Central to the success of this Brooklyn trio’s self titled debut album is the singing and songwriting of lead singer Amber Papini. Her turn of phrase, effortless vocals and keenest of ears for a catchy single are only hinted at on opener Eighth Avenue, a kind of Belle and Sebastian rip. But as the album progresses track after track of hook laden, memorable, potential singles follow.

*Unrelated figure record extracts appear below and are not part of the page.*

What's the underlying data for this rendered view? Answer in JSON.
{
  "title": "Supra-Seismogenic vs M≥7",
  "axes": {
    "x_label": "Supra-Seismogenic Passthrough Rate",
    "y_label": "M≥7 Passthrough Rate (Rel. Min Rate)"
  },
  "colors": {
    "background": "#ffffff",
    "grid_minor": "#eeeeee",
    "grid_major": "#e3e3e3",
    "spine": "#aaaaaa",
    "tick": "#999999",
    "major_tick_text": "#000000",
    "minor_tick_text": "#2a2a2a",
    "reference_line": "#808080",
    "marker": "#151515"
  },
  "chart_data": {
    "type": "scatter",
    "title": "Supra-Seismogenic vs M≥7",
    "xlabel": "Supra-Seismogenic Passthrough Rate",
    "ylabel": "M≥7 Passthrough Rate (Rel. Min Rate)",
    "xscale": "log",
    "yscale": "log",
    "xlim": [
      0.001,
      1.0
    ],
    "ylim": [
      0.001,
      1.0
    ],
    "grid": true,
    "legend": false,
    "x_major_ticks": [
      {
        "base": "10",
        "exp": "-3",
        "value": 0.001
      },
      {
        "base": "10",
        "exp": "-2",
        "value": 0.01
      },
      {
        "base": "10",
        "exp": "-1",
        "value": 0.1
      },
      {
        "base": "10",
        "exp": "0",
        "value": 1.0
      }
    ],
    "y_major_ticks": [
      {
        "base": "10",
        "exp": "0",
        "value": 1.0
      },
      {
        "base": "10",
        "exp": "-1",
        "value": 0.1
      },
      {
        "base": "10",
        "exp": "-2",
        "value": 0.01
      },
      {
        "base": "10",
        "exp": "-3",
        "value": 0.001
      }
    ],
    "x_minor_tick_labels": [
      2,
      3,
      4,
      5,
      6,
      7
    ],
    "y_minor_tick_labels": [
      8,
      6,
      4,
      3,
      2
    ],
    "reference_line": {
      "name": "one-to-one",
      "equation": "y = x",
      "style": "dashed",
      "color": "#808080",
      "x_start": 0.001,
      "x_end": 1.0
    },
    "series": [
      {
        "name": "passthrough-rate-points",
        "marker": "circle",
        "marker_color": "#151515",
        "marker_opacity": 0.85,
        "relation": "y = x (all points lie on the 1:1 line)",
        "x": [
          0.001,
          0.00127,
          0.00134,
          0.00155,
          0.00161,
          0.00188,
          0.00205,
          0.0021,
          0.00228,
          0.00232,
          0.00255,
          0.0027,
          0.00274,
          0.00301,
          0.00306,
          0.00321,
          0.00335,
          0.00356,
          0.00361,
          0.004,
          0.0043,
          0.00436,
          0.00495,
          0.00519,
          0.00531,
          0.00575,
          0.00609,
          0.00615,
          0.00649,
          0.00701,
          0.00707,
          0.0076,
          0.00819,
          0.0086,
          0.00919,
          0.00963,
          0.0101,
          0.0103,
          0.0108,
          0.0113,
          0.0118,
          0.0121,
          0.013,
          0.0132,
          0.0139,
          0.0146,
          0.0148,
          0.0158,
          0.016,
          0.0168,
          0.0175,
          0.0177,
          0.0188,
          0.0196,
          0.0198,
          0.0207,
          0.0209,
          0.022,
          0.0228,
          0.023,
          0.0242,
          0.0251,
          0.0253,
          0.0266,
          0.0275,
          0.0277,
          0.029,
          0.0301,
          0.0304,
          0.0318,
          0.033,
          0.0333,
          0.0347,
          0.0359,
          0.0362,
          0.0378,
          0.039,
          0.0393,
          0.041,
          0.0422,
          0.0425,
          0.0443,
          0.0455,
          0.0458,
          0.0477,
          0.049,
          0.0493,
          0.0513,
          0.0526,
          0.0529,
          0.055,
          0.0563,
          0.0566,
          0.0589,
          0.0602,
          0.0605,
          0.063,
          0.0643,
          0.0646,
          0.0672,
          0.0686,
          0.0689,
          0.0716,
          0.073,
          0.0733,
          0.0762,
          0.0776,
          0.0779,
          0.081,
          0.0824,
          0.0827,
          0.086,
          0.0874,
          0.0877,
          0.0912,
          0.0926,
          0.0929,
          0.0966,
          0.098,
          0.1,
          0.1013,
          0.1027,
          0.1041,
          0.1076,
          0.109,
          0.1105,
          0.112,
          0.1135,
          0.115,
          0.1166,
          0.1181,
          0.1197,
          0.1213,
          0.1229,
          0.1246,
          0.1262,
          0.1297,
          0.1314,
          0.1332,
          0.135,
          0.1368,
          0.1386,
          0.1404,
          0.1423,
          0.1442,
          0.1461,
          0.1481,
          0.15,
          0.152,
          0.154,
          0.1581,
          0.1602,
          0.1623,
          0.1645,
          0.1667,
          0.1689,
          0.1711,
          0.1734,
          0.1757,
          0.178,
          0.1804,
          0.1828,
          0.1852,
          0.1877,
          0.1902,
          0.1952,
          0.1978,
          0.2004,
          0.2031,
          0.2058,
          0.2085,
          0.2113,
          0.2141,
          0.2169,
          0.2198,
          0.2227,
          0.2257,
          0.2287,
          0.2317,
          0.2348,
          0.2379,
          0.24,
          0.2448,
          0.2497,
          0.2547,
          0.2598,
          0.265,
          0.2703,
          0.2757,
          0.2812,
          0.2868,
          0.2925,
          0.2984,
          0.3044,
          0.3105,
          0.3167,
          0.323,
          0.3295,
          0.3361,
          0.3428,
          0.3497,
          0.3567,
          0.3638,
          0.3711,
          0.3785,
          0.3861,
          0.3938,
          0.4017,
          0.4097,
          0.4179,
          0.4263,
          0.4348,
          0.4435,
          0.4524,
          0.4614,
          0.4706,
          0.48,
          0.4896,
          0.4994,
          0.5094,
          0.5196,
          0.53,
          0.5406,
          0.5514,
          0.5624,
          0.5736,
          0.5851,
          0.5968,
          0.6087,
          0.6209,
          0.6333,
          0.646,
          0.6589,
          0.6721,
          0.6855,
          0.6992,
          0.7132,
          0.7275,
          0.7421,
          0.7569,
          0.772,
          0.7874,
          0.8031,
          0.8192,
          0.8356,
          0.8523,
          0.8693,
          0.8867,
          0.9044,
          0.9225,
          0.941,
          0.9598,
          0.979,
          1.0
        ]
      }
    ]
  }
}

Among the highpoints is Betty Wang, about a clean living former colleague of Papin, at  a “financial day job”, according to the accompanying press release. It’s a joyous sing-along and one of my favourite tracks of the year. The chorus of another singalong, The Right Profession, is another that stayed with me long after the album had finished.

It is not just Papini’s pop savviness that warms me to Hospitality. The arrangements are lifted markedly by some smart saxophone arrangements, most notably on second track Friends of Friends and end track All Day Today.

I can’t fault any of  the 10 tracks. In fact It sounds like an awful cliché but as the saxophones and jangly guitars drift off on the final track All Day Today I didn’t want this album to finish such is its warmth and sense of fun. Great debut, great find for Fire Records and a surefire contender for our end of year Top 20 album list.